Re: [PATCH] oom: consider multi-threaded tasks in task_will_free_mem

From: Michal Hocko
Date: Tue May 17 2016 - 16:25:52 EST


On Tue 17-05-16 20:42:25, Oleg Nesterov wrote:
> On 04/12, Michal Hocko wrote:
> >
> > We shouldn't consider the task
> > unless the whole thread group is going down.
>
> Yes, agreed. I'd even say that oom-killer should never look at individual
> task/threads, it should work with mm's. And one of the big mistakes (imo)
> was the s/for_each_process/for_each_thread/ change in select_bad_process()
> a while ago.
>
> Michal, I won't even try to actually review this patch, I lost any hope
> to understand OOM-killer a long ago ;) But I do agree with this change,
> we obviously should not rely on PF_EXITING.
>
> > static inline bool task_will_free_mem(struct task_struct *task)
> > {
> > + struct signal_struct *sig = task->signal;
> > +
> > /*
> > * A coredumping process may sleep for an extended period in exit_mm(),
> > * so the oom killer cannot assume that the process will promptly exit
> > * and release memory.
> > */
> > - return (task->flags & PF_EXITING) &&
> > - !(task->signal->flags & SIGNAL_GROUP_COREDUMP);
> > + if (sig->flags & SIGNAL_GROUP_COREDUMP)
> > + return false;
> > +
> > + if (!(task->flags & PF_EXITING))
> > + return false;
> > +
> > + /* Make sure that the whole thread group is going down */
> > + if (!thread_group_empty(task) && !(sig->flags & SIGNAL_GROUP_EXIT))
> > + return false;
> > +
> > + return true;
>
> So this looks certainly better to me, but perhaps it should do
>
> if (SIGNAL_GROUP_COREDUMP)
> return false;
>
> if (SIGNAL_GROUP_EXIT)
> return true;
>
> if (thread_group_empty() && PF_EXITING)
> return true;
>
> return false;
>
> ?
>
> I won't insist, I do not even know if this would be better or not.
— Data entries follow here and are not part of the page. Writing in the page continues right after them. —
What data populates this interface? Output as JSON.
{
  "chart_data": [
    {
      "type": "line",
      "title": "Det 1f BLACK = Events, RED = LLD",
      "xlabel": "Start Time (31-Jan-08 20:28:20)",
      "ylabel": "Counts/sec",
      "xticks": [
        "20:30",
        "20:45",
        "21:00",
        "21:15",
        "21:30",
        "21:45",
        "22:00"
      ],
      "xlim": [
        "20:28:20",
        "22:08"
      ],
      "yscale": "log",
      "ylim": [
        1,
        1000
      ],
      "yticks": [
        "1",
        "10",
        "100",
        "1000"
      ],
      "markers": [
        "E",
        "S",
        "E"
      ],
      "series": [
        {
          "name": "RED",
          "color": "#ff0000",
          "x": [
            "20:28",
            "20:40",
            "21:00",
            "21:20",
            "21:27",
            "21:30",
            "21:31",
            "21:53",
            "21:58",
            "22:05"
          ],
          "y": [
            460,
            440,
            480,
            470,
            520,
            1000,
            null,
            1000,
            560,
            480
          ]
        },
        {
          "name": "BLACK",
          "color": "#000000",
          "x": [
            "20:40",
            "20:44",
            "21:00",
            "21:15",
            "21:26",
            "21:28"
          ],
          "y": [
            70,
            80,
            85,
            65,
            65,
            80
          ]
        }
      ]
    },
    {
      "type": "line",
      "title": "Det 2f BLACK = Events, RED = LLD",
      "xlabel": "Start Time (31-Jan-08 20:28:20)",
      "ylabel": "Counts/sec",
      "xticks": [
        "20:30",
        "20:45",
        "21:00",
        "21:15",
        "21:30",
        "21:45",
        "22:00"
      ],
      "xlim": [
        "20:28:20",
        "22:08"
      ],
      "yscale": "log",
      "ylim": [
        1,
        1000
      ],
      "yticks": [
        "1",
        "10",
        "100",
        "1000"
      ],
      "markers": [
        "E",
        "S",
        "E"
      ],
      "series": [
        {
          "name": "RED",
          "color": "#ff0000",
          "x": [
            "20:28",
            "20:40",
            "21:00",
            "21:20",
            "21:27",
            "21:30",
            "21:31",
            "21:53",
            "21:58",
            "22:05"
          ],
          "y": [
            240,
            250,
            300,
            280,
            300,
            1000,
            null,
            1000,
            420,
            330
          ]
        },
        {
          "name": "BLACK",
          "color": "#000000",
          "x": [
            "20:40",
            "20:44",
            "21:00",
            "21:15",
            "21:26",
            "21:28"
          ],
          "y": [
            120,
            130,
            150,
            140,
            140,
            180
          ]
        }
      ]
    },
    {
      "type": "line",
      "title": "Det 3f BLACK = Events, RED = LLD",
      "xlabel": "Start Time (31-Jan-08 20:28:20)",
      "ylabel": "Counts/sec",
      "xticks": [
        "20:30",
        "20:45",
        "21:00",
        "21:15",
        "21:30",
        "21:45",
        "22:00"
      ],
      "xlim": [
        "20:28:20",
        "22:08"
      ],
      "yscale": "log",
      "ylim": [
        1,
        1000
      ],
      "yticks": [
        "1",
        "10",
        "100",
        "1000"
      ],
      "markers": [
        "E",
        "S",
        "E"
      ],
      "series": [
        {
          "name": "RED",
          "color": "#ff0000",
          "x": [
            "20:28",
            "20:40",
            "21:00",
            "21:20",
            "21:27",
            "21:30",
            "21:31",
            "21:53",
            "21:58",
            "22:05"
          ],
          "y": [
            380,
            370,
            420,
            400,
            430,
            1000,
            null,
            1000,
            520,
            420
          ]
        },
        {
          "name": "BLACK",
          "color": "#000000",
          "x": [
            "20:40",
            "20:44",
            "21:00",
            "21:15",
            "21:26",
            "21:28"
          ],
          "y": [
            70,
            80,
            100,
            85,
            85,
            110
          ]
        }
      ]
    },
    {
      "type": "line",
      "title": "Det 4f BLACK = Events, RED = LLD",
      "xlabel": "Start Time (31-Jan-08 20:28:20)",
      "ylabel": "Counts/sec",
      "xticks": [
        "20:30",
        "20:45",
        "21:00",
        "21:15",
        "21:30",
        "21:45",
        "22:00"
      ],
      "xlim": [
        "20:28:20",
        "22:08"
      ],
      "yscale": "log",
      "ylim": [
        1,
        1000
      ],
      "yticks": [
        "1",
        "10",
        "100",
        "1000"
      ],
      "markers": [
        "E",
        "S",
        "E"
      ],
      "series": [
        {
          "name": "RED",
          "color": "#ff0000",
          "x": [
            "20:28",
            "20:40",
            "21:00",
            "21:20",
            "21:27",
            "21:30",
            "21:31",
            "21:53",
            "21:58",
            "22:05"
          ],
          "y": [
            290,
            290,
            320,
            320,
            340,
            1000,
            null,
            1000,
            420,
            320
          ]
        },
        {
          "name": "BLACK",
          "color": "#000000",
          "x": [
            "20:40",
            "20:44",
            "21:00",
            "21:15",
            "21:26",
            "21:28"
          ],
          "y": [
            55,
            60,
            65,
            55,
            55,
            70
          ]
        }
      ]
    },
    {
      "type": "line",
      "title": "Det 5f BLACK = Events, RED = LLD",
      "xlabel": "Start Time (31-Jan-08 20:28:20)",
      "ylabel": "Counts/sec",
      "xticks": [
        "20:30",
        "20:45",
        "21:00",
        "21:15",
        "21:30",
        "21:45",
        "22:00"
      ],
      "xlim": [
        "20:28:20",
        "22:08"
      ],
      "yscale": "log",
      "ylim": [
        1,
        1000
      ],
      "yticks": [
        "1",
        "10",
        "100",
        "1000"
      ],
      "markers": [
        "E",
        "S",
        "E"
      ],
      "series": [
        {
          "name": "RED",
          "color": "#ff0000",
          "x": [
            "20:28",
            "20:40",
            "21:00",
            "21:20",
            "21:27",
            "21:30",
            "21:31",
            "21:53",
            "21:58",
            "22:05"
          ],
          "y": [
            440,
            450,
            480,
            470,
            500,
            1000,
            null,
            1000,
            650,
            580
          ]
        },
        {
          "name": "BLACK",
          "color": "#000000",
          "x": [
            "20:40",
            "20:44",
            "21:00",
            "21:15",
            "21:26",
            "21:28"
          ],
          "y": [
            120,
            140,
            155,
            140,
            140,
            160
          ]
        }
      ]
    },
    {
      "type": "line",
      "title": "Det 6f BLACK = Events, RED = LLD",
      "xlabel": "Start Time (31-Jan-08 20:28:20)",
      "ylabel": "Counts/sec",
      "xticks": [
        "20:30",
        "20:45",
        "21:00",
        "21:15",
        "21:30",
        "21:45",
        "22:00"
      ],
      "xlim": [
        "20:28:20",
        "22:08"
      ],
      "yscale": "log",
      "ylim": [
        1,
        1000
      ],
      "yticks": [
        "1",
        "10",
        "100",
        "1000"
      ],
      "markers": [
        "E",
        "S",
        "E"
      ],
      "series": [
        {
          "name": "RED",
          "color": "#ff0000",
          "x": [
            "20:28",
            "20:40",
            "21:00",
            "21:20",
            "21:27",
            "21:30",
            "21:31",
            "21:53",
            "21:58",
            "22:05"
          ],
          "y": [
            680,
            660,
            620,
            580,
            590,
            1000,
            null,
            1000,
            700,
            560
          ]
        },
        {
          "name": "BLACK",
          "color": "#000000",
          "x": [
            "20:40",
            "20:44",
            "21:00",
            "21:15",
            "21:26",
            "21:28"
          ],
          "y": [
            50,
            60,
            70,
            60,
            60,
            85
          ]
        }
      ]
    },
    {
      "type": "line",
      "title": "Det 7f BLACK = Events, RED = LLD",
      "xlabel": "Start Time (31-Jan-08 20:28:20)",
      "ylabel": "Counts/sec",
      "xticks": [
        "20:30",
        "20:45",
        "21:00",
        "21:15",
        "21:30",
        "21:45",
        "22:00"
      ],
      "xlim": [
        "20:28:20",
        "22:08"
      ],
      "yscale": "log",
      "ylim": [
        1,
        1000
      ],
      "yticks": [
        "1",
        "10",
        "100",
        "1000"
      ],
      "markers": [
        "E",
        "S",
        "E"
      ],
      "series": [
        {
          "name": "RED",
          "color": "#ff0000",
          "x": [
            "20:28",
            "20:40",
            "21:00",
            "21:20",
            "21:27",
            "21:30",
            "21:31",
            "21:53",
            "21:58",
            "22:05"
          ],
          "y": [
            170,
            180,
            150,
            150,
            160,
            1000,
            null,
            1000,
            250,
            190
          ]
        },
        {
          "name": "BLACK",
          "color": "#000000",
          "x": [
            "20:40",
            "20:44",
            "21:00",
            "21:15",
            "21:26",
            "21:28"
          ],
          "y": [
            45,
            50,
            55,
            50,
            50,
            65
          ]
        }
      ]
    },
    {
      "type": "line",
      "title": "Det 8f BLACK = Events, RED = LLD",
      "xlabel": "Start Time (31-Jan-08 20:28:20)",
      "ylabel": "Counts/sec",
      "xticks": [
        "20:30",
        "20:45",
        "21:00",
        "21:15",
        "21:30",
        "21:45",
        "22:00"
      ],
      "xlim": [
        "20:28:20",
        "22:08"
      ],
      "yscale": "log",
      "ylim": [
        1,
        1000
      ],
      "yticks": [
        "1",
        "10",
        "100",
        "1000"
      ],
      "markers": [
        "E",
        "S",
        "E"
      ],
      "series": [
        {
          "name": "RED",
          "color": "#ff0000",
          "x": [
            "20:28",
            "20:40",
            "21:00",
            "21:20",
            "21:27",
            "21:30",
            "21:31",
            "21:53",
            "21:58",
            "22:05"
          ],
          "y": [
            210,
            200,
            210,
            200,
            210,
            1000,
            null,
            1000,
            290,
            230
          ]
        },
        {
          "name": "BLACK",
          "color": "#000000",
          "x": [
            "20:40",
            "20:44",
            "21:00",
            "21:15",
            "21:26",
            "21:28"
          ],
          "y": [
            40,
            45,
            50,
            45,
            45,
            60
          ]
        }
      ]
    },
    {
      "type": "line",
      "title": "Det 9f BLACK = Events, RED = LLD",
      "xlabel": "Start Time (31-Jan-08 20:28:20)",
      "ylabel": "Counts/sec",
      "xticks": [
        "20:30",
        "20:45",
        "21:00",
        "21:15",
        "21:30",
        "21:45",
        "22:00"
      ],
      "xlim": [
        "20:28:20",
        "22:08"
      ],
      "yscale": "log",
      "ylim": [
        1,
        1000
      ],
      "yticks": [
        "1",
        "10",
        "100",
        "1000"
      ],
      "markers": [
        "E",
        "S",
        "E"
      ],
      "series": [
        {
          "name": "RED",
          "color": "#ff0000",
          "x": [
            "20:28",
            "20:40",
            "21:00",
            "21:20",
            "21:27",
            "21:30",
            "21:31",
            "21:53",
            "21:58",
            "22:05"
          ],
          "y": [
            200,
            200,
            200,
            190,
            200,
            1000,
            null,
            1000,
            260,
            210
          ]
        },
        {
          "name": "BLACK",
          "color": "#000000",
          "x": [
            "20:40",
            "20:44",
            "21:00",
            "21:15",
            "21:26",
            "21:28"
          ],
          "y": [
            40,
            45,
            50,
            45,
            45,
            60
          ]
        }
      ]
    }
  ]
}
But if
> SIGNAL_GROUP_EXIT is set all sub-threads should go away even if PF_EXITING
> is not set yet because this task didn't dequeue SIGKILL yet.
>
> Up to you in any case.

I have structured the checks this way because I expect I would like to
have all early break outs as false. This will help when we want to
extend those with further more specific checks. E.g. if the task is
sharing the mm with another thread group.

Anyway thanks for the review Oleg!
--
Michal Hocko
SUSE Labs